BU FARKLILIĞI YARGITAY ŞÖYLE ÖZETLİYOR :
• Ortak velayette müşterek küçük, fiilen bir ebeveynin yanında kalır, diğer ebeveyn için ise şahsi münasebet ve iştirak nafakası tek taraflı velayette olduğu gibi belirlenir. Ancak, ortak velayet hükümleri gereği; müşterek küçüğün eğitim göreceği kreşi, okulu, kursu, etüt merkezini ve diğer sosyal etkinlikleri için kaydolacağı ilgili yerleri anne-baba ortak mutabakat ile belirler.
• Çocuğun sağlık durumu ile ilgili olarak küçüğün göreceği yataklı tedavi, yataklı tıbbi yardım, olacağı operasyon söz konusu olur ise, taraflar ortak karar verecek.

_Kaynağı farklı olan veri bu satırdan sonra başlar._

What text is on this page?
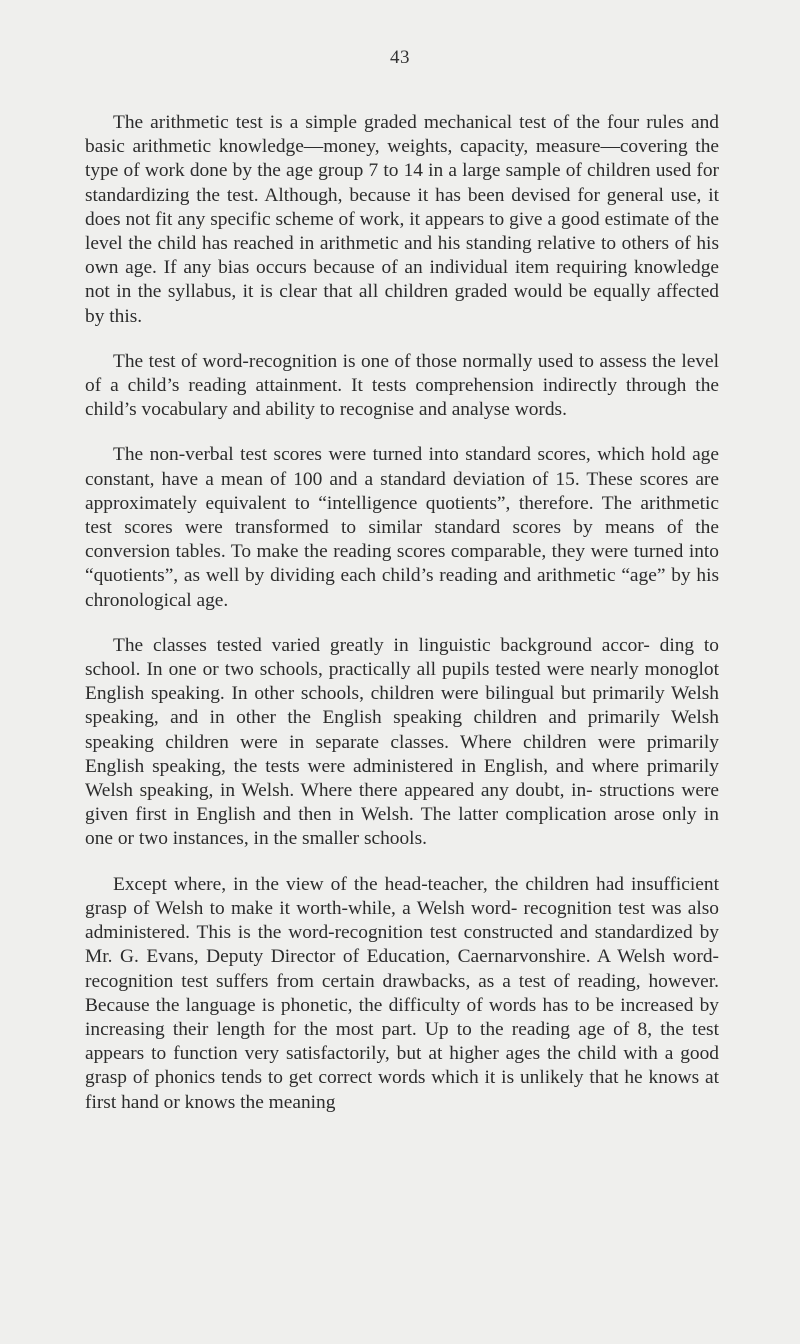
43

The arithmetic test is a simple graded mechanical test of the four rules and basic arithmetic knowledge—money, weights, capacity, measure—covering the type of work done by the age group 7 to 14 in a large sample of children used for standardizing the test. Although, because it has been devised for general use, it does not fit any specific scheme of work, it appears to give a good estimate of the level the child has reached in arithmetic and his standing relative to others of his own age. If any bias occurs because of an individual item requiring knowledge not in the syllabus, it is clear that all children graded would be equally affected by this.

The test of word-recognition is one of those normally used to assess the level of a child’s reading attainment. It tests comprehension indirectly through the child’s vocabulary and ability to recognise and analyse words.

The non-verbal test scores were turned into standard scores, which hold age constant, have a mean of 100 and a standard deviation of 15. These scores are approximately equivalent to “intelligence quotients”, therefore. The arithmetic test scores were transformed to similar standard scores by means of the conversion tables. To make the reading scores comparable, they were turned into “quotients”, as well by dividing each child’s reading and arithmetic “age” by his chronological age.

The classes tested varied greatly in linguistic background accor- ding to school. In one or two schools, practically all pupils tested were nearly monoglot English speaking. In other schools, children were bilingual but primarily Welsh speaking, and in other the English speaking children and primarily Welsh speaking children were in separate classes. Where children were primarily English speaking, the tests were administered in English, and where primarily Welsh speaking, in Welsh. Where there appeared any doubt, in- structions were given first in English and then in Welsh. The latter complication arose only in one or two instances, in the smaller schools.

Except where, in the view of the head-teacher, the children had insufficient grasp of Welsh to make it worth-while, a Welsh word- recognition test was also administered. This is the word-recognition test constructed and standardized by Mr. G. Evans, Deputy Director of Education, Caernarvonshire. A Welsh word-recognition test suffers from certain drawbacks, as a test of reading, however. Because the language is phonetic, the difficulty of words has to be increased by increasing their length for the most part. Up to the reading age of 8, the test appears to function very satisfactorily, but at higher ages the child with a good grasp of phonics tends to get correct words which it is unlikely that he knows at first hand or knows the meaning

• Çocuk her ne sebeple olursa olsun yurt dışına diğer ebeveynin onayı ve imzası olmadan çıkarılamayacak.
• Tek taraflı velayette ise söz konusu durumlarda velayet sahibi ebeveyn tek başına hareket etme ve karar verme hakkına sahiptir. Velayet hakkı kötüye kullanılmadıkça diğer ebeveyn bu duruma itiraz edemez. Sonuç olarak ortak velayet, Türk hukukumuzda değişebilen ve yeni yeni uygulanmaya başlayan bir durumdur. Bir hukukçu olarak çocuğun psikolojisinin bu durum için göz önünde bulundurularak hakimlerin ona göre velayeti belirlemesi gerektiği görüşündeyim. Çünkü annesi babası boşanmış bir çocuğun psikolojisi, anne ve babanın durumları ne olursa olsun ortak hareket etmelerine bağlı olduğu kanaatindeyim. Çocuğun gelişimi anne ve babanın ortak hareket etmesine bağlıdır, bir oraya bir buraya çekiştirilerek yaşaması kendilerinin geleceği açısından iyi olmaz. Uzman psikologlar ve pedagoglar da aynı görüştedir.Anne ve babanın ayrılığı, ortak velayet hususuyla çocuk açısından bir nevi hafifletilir. Anne ve baba ortak hareket ederse çocuk kendisini yalnız hissetmeyecek ve yaşana büyük olayı en hafif sarsıntıyla atlatacaktır.